3.5 Sex differences in 3 best-fitting twin models
We fitted the 3 best-fitting models emerging from the VTSABD and YAFU analyses separately to data on same-sex male and female MZ and DZ pairs.
In the VTSABD data, model-fit in male and female twins closely resembled each other. In both sexes, Cannabis causes Tobacco use was the best-fitting model (AICM=1284.2, AICF=1217.8), correlated liabilities fit second best (AICM=1292.8, AICF=1251.3) and the extreme multiformity of cannabis model provided the third best-fit (AICM=1314.8, AICF=1258.6). The role of additive (Males: a2tobacco=0.45, a 2cannabis=0.44; Females: a2tobacco=0.43, a2cannabis=0.42) and shared environmental factors (Males: c2tobacco=0.41, c2cannabis=0.34; Females: c2tobacco=0.37, c2cannabis=0.30) were similar across sexes as were other parameters, such as the cannabis causes tobacco use path and the genetic and environmental correlations across cannabis and tobacco use. Thresholds varied considerably across sexes.

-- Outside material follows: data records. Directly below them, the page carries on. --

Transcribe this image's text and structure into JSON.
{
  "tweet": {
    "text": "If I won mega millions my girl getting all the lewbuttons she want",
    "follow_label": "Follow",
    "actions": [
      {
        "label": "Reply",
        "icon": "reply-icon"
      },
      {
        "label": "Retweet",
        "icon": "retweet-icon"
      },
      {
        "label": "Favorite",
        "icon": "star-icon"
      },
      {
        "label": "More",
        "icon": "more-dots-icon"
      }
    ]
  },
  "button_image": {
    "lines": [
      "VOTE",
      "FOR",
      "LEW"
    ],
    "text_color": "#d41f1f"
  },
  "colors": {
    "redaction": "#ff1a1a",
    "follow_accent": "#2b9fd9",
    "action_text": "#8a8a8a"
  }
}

Similar to the VTSABD, in the YAFU assessments, with the exception of threshold variations, there was no evidence for variations between young adult male and female twins. In both sexes, the tobacco causes cannabis use model fit best (AICM=1486.7, AICF=2951.3). In men, correlated liabilities and three independent disorders fit second and third best respectively (AICM=1490.6 & 1496.7) while in the women, these two models had approximately equal fit (AICF=2957.0 & 2956.8). Both tobacco (Males: a2tobacco=0.79; Females: a2tobacco=0.77) and cannabis (Males: a2tobacco=0.76; Females: a2tobacco=0.75) were influenced by genetic and individual-specific environmental factors to a similar extent, also with comparable estimates on other model parameters.
4. DISCUSSION
In 1975, Kandel (Kandel, 1975) proposed that underlying patterns of licit and illicit drug use was a gateway effect, which was characterized by sequence (i.e. a gateway drug is always initiated before other drugs), association (i.e. use of a gateway drug independently increases risk for use of other drugs) and causation (i.e. use of a gateway drug asserts a causal influence on use of other drugs) (Kandel, 2003). Research by her (Chen et al., 1995; Kandel et al., 1993; Kandel, 2002; Kandel et al., 1985; Kandel et al., 1992) and other investigators (Adler et al., 1981; Chen et al., 1995; Hawkins et al., 2002; Yamaguchi et al., 1984) subsequently posited that while cannabis may serve as ‘gateway’ to other illicit drug use, tobacco use served as a ‘gateway’ to cannabis use. Tobacco is often initiated prior to cannabis (Kandel et al., 1975; Kandel et al., 1993; Patton et al., 2006) and tobacco users are at considerably increased risk for using cannabis during their lifetime. However, Patton and colleagues (Patton et al., 2005) demonstrated that in a sub-group of adolescent Australians, cannabis use predicted onset of tobacco use – with non-tobacco using cannabis users at an eight-fold increased risk of onset of tobacco use by age 21. This effect of cannabis use on smoking behavior has since been noted across multiple studies (Agrawal et al., 2008b; Timberlake et al., 2007), although not as frequently for initiation.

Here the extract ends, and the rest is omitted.